Department of Mental Disorder Research, National Institute of Neuroscience, National Center of Neurology and Psychiatry, Kodaira, Tokyo, Japan.
Behav Brain Funct. 2011 Jul 5;7:23. doi: 10.1186/1744-9081-7-23.
Recently, hypothalamus-pituitary-adrenal (HPA) axis function assessed with the combined dexamethasone (DEX)/corticotropin releasing hormone (CRH) test has been shown to be associated with response to antidepressant treatment. A polymorphism (rs16944) in the interleukin-1beta (IL-1β) gene has also been reported to be associated with the medication response in depression. These findings prompted us to examine the possible association between IL-1β gene polymorphisms and HPA axis function assessed with the DEX/CRH test.
DEX/CRH test was performed in 179 healthy volunteers (45 males: mean age 40.5 ± 15.8 years; 134 females: mean age 47.1 ± 13.2 years). Five tagging single nucleotide polymorphisms (SNPs) of IL-1β gene (rs2853550, rs1143634, rs1143633, rs1143630, rs16944) were selected at an r2 threshold of 0.80 with a minor allele frequency > 0.1. Genotyping was performed by the TaqMan allelic discrimination assay. A two-way factorial analysis of variance (ANOVA) was performed with the DEX/CRH test results as the dependent variable and genotype and gender as independent variables. To account for multiple testing, P values < 0.01 were considered statistically significant for associations between the genotypes and the cortisol levels.
The cortisol levels after DEX administration (DST-Cortisol) showed significant associations with the genotypes of rs16944 (P = 0.00049) and rs1143633 (P = 0.0060), with no significant gender effect or genotype × gender interaction. On the other hand, cortisol levels after CRH administration (DEX/CRH-Cortisol) were affected by gender but were not significantly influenced by the genotype of the examined SNPs, with no significant genotype × gender interaction.

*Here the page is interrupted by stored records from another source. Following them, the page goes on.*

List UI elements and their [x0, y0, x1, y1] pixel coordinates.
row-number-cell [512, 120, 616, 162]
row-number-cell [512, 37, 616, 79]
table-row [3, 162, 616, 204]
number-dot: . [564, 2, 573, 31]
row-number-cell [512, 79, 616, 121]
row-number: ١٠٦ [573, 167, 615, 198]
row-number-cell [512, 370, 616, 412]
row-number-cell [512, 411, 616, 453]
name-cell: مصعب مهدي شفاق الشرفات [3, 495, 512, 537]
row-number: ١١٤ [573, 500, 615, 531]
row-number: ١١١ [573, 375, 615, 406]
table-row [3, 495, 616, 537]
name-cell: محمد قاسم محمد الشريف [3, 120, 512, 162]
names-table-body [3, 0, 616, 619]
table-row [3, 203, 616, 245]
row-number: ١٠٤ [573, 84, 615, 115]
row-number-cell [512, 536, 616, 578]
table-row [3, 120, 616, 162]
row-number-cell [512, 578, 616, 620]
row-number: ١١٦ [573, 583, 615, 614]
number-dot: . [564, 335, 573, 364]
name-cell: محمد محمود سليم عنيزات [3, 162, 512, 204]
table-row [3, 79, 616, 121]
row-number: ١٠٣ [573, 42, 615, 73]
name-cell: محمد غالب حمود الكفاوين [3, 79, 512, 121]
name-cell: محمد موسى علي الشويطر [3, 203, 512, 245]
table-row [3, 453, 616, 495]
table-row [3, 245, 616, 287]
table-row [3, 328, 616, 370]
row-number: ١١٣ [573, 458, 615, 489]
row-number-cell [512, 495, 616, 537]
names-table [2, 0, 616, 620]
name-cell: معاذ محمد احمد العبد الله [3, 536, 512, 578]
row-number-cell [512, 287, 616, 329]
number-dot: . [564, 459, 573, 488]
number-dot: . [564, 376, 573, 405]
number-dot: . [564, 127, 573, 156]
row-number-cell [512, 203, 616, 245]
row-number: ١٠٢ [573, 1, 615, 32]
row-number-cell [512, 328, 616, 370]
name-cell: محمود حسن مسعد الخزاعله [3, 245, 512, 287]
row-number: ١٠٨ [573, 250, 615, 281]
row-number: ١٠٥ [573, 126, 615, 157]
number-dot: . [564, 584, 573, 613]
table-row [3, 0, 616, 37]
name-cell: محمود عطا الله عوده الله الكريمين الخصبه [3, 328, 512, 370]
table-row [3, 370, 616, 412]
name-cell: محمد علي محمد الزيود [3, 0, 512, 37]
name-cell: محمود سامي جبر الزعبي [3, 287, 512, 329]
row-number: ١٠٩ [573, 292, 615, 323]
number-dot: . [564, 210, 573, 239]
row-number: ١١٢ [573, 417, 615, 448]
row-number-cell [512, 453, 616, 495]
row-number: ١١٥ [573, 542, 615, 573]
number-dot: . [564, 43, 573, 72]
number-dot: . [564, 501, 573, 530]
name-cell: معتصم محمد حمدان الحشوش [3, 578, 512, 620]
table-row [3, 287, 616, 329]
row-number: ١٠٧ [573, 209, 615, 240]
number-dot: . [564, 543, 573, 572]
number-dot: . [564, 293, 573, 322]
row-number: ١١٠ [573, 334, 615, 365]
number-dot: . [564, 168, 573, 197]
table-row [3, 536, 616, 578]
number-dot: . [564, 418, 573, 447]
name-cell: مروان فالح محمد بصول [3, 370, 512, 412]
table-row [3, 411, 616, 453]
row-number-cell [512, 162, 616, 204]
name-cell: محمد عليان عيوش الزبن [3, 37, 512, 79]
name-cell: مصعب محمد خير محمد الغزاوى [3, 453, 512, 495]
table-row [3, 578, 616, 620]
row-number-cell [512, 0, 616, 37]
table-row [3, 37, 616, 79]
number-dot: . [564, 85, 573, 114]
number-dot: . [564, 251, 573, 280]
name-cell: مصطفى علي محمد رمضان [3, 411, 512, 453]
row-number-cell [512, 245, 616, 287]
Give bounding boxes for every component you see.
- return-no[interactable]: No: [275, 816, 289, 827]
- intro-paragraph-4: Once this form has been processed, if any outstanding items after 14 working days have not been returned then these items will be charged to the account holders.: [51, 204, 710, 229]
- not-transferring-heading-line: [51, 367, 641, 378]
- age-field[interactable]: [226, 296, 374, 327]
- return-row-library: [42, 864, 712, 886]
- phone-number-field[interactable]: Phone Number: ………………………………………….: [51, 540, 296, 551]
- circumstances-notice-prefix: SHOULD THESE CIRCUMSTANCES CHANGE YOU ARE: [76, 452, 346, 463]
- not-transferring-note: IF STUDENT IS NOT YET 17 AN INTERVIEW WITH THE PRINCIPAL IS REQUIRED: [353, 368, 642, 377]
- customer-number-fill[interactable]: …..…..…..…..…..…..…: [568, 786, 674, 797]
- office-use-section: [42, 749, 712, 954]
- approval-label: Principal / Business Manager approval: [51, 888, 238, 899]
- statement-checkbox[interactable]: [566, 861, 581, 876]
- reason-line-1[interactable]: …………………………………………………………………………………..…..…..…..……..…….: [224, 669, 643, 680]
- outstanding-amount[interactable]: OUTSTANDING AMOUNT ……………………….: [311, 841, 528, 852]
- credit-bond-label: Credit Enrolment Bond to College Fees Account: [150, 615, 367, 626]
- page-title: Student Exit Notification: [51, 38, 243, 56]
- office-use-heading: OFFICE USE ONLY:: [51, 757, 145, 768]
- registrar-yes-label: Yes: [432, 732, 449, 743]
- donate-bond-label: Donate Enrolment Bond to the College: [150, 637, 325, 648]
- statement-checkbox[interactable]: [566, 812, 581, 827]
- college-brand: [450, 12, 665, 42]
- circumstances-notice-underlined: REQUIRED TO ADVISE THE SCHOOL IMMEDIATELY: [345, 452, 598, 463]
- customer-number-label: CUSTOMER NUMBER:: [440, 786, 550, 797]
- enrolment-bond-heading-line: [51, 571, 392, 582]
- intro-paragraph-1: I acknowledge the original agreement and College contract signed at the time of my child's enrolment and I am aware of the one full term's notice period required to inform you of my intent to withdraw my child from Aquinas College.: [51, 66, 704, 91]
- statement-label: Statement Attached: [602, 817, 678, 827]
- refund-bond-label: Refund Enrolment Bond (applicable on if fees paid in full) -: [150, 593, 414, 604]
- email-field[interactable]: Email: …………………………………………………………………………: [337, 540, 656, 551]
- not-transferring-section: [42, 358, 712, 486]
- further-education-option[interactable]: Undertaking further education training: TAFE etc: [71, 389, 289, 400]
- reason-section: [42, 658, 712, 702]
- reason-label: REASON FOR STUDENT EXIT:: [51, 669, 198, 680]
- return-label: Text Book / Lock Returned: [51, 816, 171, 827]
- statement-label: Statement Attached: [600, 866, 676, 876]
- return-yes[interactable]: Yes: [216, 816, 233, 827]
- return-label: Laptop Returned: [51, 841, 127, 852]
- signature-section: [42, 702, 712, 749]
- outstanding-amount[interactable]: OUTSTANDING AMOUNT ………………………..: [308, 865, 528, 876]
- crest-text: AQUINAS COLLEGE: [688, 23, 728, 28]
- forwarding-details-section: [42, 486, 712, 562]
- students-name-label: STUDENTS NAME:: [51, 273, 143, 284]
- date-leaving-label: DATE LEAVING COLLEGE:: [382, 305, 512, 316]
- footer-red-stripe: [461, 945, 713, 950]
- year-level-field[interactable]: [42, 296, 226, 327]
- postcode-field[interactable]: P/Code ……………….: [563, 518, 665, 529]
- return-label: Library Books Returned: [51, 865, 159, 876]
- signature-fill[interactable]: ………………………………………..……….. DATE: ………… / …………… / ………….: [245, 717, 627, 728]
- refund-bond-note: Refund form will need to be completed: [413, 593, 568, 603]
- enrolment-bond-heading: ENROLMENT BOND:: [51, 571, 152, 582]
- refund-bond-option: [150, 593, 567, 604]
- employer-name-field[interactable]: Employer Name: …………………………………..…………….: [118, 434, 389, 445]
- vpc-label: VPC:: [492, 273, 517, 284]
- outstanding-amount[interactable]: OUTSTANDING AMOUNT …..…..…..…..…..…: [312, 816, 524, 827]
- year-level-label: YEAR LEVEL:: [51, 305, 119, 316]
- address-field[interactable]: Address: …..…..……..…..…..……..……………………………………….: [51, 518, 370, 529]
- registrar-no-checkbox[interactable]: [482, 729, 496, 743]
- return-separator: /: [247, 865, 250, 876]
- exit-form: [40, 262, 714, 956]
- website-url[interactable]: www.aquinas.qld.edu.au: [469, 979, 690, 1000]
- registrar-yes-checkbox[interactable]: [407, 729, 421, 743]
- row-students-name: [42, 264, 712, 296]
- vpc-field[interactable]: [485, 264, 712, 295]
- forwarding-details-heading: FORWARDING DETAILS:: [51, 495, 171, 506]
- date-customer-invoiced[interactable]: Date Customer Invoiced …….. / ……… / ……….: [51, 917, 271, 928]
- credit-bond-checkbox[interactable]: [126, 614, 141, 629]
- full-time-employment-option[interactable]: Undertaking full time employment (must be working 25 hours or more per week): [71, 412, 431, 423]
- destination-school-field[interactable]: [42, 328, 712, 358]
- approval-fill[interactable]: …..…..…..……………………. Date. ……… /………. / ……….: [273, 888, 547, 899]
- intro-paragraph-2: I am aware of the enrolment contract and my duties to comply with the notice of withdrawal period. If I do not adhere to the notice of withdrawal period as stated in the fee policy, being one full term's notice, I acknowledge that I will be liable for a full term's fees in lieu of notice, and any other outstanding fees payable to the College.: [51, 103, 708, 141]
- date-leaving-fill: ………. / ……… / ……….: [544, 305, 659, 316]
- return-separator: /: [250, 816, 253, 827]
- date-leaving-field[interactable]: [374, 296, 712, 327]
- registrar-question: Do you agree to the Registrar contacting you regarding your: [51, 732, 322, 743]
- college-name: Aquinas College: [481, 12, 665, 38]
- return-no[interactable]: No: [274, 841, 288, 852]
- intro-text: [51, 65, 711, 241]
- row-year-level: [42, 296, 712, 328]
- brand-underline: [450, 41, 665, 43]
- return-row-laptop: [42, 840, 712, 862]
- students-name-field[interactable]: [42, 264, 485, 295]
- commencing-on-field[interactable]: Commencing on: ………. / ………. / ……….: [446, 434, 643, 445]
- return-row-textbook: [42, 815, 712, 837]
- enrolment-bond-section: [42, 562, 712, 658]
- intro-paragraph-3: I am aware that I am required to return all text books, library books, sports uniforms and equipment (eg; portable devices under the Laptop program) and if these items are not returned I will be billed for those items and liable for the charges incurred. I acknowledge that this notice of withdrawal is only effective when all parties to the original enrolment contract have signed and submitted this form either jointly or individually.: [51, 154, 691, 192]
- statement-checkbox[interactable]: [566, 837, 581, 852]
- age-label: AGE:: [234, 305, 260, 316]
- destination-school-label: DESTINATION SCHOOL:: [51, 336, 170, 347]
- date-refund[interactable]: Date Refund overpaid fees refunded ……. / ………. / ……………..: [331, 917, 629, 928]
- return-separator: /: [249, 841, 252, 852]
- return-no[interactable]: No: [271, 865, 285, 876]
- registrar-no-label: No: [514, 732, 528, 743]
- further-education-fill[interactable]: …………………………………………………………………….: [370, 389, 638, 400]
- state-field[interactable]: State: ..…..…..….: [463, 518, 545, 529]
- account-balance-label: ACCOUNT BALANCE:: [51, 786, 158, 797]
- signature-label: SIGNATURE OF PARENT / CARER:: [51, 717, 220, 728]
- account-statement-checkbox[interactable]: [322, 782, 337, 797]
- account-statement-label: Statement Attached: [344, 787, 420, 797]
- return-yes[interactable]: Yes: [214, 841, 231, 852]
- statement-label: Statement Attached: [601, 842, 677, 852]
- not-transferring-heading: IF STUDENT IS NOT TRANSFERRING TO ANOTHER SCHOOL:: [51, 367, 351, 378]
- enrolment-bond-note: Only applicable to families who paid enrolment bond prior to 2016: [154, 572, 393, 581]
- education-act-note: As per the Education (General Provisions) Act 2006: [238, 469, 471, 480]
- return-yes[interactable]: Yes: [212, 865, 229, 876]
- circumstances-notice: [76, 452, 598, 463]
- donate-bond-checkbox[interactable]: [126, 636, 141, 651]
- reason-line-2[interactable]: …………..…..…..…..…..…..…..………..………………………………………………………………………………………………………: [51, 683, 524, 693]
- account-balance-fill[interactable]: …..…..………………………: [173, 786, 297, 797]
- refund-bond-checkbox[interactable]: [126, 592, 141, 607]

Our results suggest that genetic variations in the IL-1β gene contribute to the HPA axis alteration assessed by DST-Cortisol in healthy subjects. On the other hand, no significant associations of the IL-1β gene polymorphisms with the DEX/CRH-Cortisol were observed. Confirmation of our findings in futures studies may add new insight into the communication between the immune system and the HPA axis.
最近,使用联合地塞米松(DEX)/促肾上腺皮质激素释放激素(CRH)测试评估的下丘脑-垂体-肾上腺(HPA)轴功能与抗抑郁治疗反应有关。白细胞介素-1β(IL-1β)基因中的一个多态性(rs16944)也被报道与抑郁症的药物反应有关。这些发现促使我们研究 IL-1β 基因多态性与 DEX/CRH 测试评估的 HPA 轴功能之间的可能关联。
在 179 名健康志愿者(45 名男性:平均年龄 40.5 ± 15.8 岁;134 名女性:平均年龄 47.1 ± 13.2 岁)中进行 DEX/CRH 测试。选择 IL-1β 基因的五个标记单核苷酸多态性(SNP)(rs2853550、rs1143634、rs1143633、rs1143630、rs16944),其次要等位基因频率>0.1,r2 阈值为 0.80。通过 TaqMan 等位基因鉴别分析进行基因分型。将 DEX/CRH 测试结果作为因变量,基因型和性别作为自变量,进行双因素方差分析(ANOVA)。为了考虑多次检验,将 P 值<0.01 视为基因型与皮质醇水平之间关联的统计学意义。
DEX 给药后(DST-Cortisol)的皮质醇水平与 rs16944(P=0.00049)和 rs1143633(P=0.0060)的基因型显著相关,而性别无显著影响或基因型×性别无显著相互作用。另一方面,CRH 给药后(DEX/CRH-Cortisol)的皮质醇水平受性别影响,但受所检查 SNP 的基因型影响不显著,且基因型×性别无显著相互作用。
我们的结果表明,IL-1β 基因的遗传变异导致健康受试者 DST-Cortisol 评估的 HPA 轴改变。另一方面,IL-1β 基因多态性与 DEX/CRH-Cortisol 无显著关联。在未来的研究中确认我们的发现可能会为免疫系统和 HPA 轴之间的通信增加新的见解。